On a visit last week to the mining town of Kolwezi in Katanga province, where about 40 companies – 30 of them Chinese owned – have mining operations, Tshisekedi told the public it was time to redress the balance.
“I have really had enough. I am very severe with these investors who come to enrich themselves. They come with empty pockets and leave billionaires,” he said.
“It is time for the country to readjust its contracts with miners to seal win-win partnerships.”
The deals had been “badly negotiated [by corrupt officials]”, he said. “Worse, the little which returns to the state, they put in their own pockets.”
China is switching its investment focus in Africa from oil to minerals
Although Tshisekedi did not name any investors, there has been speculation he wants to review some of the deals signed with Chinese miners during former president Joseph Kabila’s administration.
Since 2012, Chinese companies have pumped more than US$10 billion into the DRC.
China’s ambassador to the Central African country said on Twitter this week that Beijing was “ready to strengthen … the strategic partnership based on win-win cooperation”.

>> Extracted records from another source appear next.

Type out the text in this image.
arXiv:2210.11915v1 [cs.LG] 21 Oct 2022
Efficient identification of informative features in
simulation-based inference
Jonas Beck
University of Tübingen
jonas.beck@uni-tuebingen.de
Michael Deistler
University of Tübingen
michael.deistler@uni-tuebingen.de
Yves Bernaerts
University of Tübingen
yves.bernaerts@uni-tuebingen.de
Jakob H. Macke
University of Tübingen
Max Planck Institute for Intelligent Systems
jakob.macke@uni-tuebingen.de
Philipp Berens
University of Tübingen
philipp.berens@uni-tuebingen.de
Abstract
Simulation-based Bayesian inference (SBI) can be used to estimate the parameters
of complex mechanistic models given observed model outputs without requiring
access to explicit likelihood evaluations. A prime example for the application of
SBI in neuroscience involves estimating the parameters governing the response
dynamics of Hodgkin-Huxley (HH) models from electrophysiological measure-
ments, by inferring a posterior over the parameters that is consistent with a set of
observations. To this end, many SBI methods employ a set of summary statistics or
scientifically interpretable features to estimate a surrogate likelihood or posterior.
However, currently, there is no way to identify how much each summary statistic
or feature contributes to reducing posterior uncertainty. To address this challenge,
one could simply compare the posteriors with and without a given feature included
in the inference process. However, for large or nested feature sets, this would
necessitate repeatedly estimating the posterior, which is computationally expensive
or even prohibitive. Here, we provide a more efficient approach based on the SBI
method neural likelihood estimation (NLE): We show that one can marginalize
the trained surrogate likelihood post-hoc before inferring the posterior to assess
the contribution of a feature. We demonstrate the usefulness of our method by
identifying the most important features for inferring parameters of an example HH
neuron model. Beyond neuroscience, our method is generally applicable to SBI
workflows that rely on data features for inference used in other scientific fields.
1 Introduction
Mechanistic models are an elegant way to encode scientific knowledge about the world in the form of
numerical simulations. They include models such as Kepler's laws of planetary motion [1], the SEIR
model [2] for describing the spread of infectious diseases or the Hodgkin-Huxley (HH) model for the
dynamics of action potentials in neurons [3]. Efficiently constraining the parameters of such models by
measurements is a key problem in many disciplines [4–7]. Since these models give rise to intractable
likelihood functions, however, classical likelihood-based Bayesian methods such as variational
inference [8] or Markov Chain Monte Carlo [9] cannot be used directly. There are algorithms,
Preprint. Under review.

Marco Giuli, a researcher at Vrije Universiteit Brussels, said China was unlikely to relinquish its presence in the DRC as it was of critical importance to its industrial ambitions.
“As critical raw materials are quite concentrated and demand is booming, it is to be expected that exporters seize the moment to impose renegotiations and even turn to resource nationalism,” he said.

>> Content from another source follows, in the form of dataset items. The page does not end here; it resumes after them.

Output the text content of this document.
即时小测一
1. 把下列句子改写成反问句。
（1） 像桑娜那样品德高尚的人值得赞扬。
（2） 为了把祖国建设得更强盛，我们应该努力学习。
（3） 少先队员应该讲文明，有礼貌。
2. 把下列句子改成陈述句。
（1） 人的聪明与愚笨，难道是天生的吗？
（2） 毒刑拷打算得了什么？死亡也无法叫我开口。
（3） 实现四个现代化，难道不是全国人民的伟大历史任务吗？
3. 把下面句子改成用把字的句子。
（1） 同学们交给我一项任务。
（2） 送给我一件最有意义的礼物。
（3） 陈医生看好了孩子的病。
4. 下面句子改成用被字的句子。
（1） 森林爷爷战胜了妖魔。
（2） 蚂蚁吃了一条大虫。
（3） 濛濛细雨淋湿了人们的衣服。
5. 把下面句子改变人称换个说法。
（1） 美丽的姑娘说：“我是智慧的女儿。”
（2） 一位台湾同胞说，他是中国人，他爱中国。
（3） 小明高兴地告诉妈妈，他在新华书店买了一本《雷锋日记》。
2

Chris Berry, president of commodities advisory firm House Mountain Partners in New York, said that with copper prices recently at an all-time high, it was “not at all surprising to see government officials want to renegotiate contracts with foreign entities”.

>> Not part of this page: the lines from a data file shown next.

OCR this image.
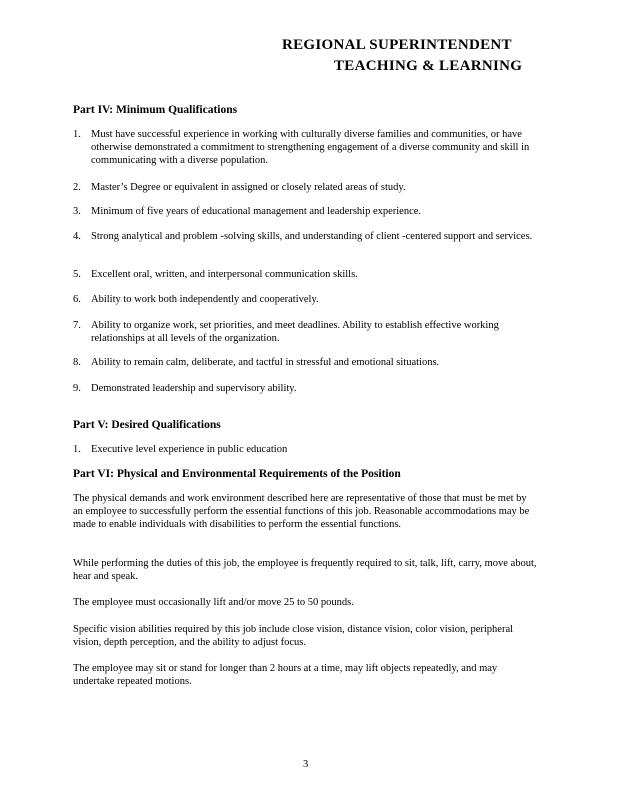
REGIONAL SUPERINTENDENT
TEACHING & LEARNING
Part IV: Minimum Qualifications
1. Must have successful experience in working with culturally diverse families and communities, or have otherwise demonstrated a commitment to strengthening engagement of a diverse community and skill in communicating with a diverse population.
2. Master’s Degree or equivalent in assigned or closely related areas of study.
3. Minimum of five years of educational management and leadership experience.
4. Strong analytical and problem -solving skills, and understanding of client -centered support and services.
5. Excellent oral, written, and interpersonal communication skills.
6. Ability to work both independently and cooperatively.
7. Ability to organize work, set priorities, and meet deadlines. Ability to establish effective working relationships at all levels of the organization.
8. Ability to remain calm, deliberate, and tactful in stressful and emotional situations.
9. Demonstrated leadership and supervisory ability.
Part V: Desired Qualifications
1. Executive level experience in public education
Part VI: Physical and Environmental Requirements of the Position
The physical demands and work environment described here are representative of those that must be met by an employee to successfully perform the essential functions of this job. Reasonable accommodations may be made to enable individuals with disabilities to perform the essential functions.
While performing the duties of this job, the employee is frequently required to sit, talk, lift, carry, move about, hear and speak.
The employee must occasionally lift and/or move 25 to 50 pounds.
Specific vision abilities required by this job include close vision, distance vision, color vision, peripheral vision, depth perception, and the ability to adjust focus.
The employee may sit or stand for longer than 2 hours at a time, may lift objects repeatedly, and may undertake repeated motions.
3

But he said it was unlikely that the DRC seeking better deals would alter Chinese or other foreign firms’ approach to investing there.
“China has such an enormous presence in the DRC and Africa overall that I seriously doubt that Chinese investment in copper in particular would cease,” he said.
The DRC controls more than 60 per cent of the world’s reserves of cobalt ore. China Molybdenum, which owns the world’s second-largest cobalt mine – Tenke in the DRC – recently bought the Kisanfu resource from Freeport McMoRan for US$550 million. China is the world’s biggest importer of cobalt, buying about 95,000 tonnes of it every year.
Other Chinese companies operating in the DRC include Huayou Cobalt, Chengtun Mining, Wanbao and CNMC.
One of the biggest deals signed during Kabila’s time in office was in 2008, when state-owned Congolese commodity trading and mining company Gecamines formed a joint venture named Sicomines with a consortium of Chinese firms led by Sinohydro and China Railway Engineering Corporation to develop a copper and cobalt mine.
China Eximbank then awarded Sicomines two credit lines totalling US$6.2 billion for the development of the mine and public infrastructure projects, according to New York-based NGO Natural Resource Governance Institute.
The DRC agreed to pay back the funding with future copper and cobalt output from the project in a concept known as resource-backed loans.
However, such deals have been criticised by NGOs like Global Witness for their lack of transparency and allegations of Congolese politicians benefiting from them more than the public.